In his inaugural Money Page segment for CBC News Network's Power & Politics, Kevin Page says the government has been unable meet its own expectations of boosting military spending and giving the troops the hardware they need, adding "spending in real terms is even lower than when they came into office in 2006."
"[The mark] has to be something like a D, D+," Page told host Evan Solomon. "As a result of the expectations that were raised... you have to give them a very weak mark."
The promise to usher in a new era of military spending occurred under the watch of then-defence minister Peter MacKay, some six years after former chief of the defence staff Rick Hillier coined the phrase "decade of darkness" to denounce the previous Liberal government's military cuts.
"We won't see our military return to the difficult years of Liberal governance," MacKay wrote in a 2013 op-ed piece. "Our government remains committed to delivering a modern, multi-role, combat-capable Canadian Armed Forces able to respond to current and future challenges."

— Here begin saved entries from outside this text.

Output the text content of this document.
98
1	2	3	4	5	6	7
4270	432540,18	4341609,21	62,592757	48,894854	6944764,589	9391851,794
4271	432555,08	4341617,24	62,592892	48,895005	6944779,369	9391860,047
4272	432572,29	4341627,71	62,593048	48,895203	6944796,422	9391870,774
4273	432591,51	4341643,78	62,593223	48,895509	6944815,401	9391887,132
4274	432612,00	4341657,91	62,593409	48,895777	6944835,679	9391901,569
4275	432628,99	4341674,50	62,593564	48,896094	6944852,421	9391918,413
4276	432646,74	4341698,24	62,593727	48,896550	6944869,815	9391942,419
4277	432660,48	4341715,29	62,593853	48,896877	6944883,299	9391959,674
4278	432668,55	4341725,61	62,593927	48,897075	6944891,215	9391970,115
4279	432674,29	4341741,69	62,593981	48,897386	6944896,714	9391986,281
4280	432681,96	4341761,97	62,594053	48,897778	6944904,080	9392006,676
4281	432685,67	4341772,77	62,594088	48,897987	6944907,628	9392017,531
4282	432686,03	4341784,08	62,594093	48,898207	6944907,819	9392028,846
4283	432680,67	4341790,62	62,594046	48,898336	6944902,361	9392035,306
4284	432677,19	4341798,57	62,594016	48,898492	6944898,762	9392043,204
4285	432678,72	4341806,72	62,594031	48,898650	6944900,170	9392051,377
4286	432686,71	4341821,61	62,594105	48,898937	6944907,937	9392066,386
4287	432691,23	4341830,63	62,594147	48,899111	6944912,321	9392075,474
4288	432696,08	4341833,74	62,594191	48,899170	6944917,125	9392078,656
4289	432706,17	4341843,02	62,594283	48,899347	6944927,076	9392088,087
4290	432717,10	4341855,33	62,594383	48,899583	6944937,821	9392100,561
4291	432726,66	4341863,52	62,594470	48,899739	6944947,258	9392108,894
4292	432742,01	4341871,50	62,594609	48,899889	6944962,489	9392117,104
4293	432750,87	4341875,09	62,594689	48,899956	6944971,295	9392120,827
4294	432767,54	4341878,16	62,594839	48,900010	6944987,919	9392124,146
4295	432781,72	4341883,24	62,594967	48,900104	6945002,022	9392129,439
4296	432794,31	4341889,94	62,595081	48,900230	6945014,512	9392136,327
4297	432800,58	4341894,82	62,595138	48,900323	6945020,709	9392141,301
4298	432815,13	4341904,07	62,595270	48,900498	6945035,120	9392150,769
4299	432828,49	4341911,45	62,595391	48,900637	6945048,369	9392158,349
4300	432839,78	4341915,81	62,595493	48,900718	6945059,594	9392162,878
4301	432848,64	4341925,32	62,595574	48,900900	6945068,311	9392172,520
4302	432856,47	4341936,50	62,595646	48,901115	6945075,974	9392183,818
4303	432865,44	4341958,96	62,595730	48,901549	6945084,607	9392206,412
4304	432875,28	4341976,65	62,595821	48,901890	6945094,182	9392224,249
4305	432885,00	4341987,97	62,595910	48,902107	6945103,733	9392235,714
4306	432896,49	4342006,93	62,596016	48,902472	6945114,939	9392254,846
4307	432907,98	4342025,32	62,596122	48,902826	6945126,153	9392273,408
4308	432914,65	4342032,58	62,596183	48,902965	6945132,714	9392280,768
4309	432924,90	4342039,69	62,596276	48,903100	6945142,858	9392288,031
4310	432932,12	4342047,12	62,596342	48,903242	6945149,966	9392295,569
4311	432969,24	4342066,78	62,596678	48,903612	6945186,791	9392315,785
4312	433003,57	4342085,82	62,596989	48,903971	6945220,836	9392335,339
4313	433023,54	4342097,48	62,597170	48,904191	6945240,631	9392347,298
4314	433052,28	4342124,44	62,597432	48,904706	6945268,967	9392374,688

For the first three years of its tenure, the Conservative government increased defence spending, but then it began to cut back.
"What we found is that we're still in the age of darkness," Page said, comparing Conservative military spending to previous administrations.
Canada First Defence Strategy
Another way of comparing the Conservatives' military spending to that of previous administrations is by looking at the cash outlay as a percentage of GDP, Page said.
Here, too, the Conservatives come up short compared to the targets set out in their Canada First Defence Strategy, which promised "stable and predictable defence funding."
But a look at the Harper government's defence spending suggests predictability has been difficult to achieve in the wake of budget cuts and the government's determination to balance the budget so it can offer tax breaks.
In 2013, Peter MacKay said his government was succeeding in procuring equipment and preparing Canada's troops where the Liberal Party had "failed and failed again."
But this spending has not lived up to expectations, Page said. It's still an open question when, or if, the government will buy fighter jets to replace the aging CF-18s that are nearing the end of their shelf life. And it was only recently that the government finally announced it was asking companies to bid on a contract to replace search-and-rescue aircraft that the auditor general warned in 2013 needed replacing.
Money that goes unspent
Since 2006, much of the money set aside for equipment went unspent. According to Power & Politics' analysis of the Public Accounts, National Defence has allowed about $9.6 billion in funding to lapse over this period.
"We're asking Parliament for the money. Parliament is authorizing the money, and the government is still not spending it," said Page. "National Defence is becoming a source of funds to reduce the deficit.
"We're going to need a whole new capital plan for National Defence."